Continuous variable teleportation with Non-Gaussian resources in the characteristic function representation

A characteristic function (CF) based formalism for the representation of quantum optical operations pertaining to the Continuous Variable (CV) quantum teleportation protocol for general resource and input states is introduced; allowing for modifications of basic CV teleportation; such as lossy homodyne measurements and the presence of thermal noise. The output state CF is given as a product of the CFs of resource and input. The use of non-Gaussian resources is studied by means of a general class of two-mode squeezed Bell-like states that include as special cases Gaussian, non-Gaussian and "degaussified" resources; it is shown that Bell-like resources optimized ("tailored") for maximum fidelity yield a remarkable improvement in fidelity of teleportation for the studied input states.
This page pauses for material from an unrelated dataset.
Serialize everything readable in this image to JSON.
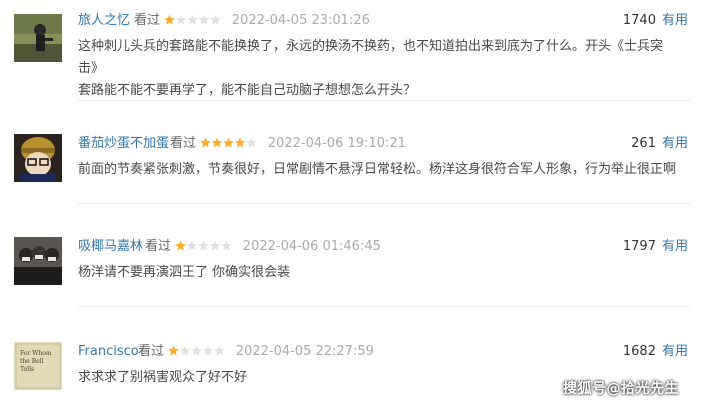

A further generalization is introduced with two-mode squeezed superpositions of Fock states including finite truncations of Gaussian states as special cases; it is shown that the optimization for maximum fidelity reduces these resources to truncated Gaussian states. Another class of non-Gaussian resources is introduced, optimized squeezed cat-like states; their performance is shown to be higher than that of a Gaussian state; but lower than that for the Bell-like states. It is shown that the optimal non-Gaussian resources are those that most closely realize the simultaneous maximization of the entanglement, the affinity with the two-mode squeezed vacuum and the (suitably measured) amount of non-Gaussianity. The teleportation of coherent state inputs is studied using squeezed Bell-like and squeezed cat-like states superimposed over Gaussian modes representing thermal noise; it is shown that the optimized non-Gaussian resources are more robust in the presence of noise then Gaussian resources.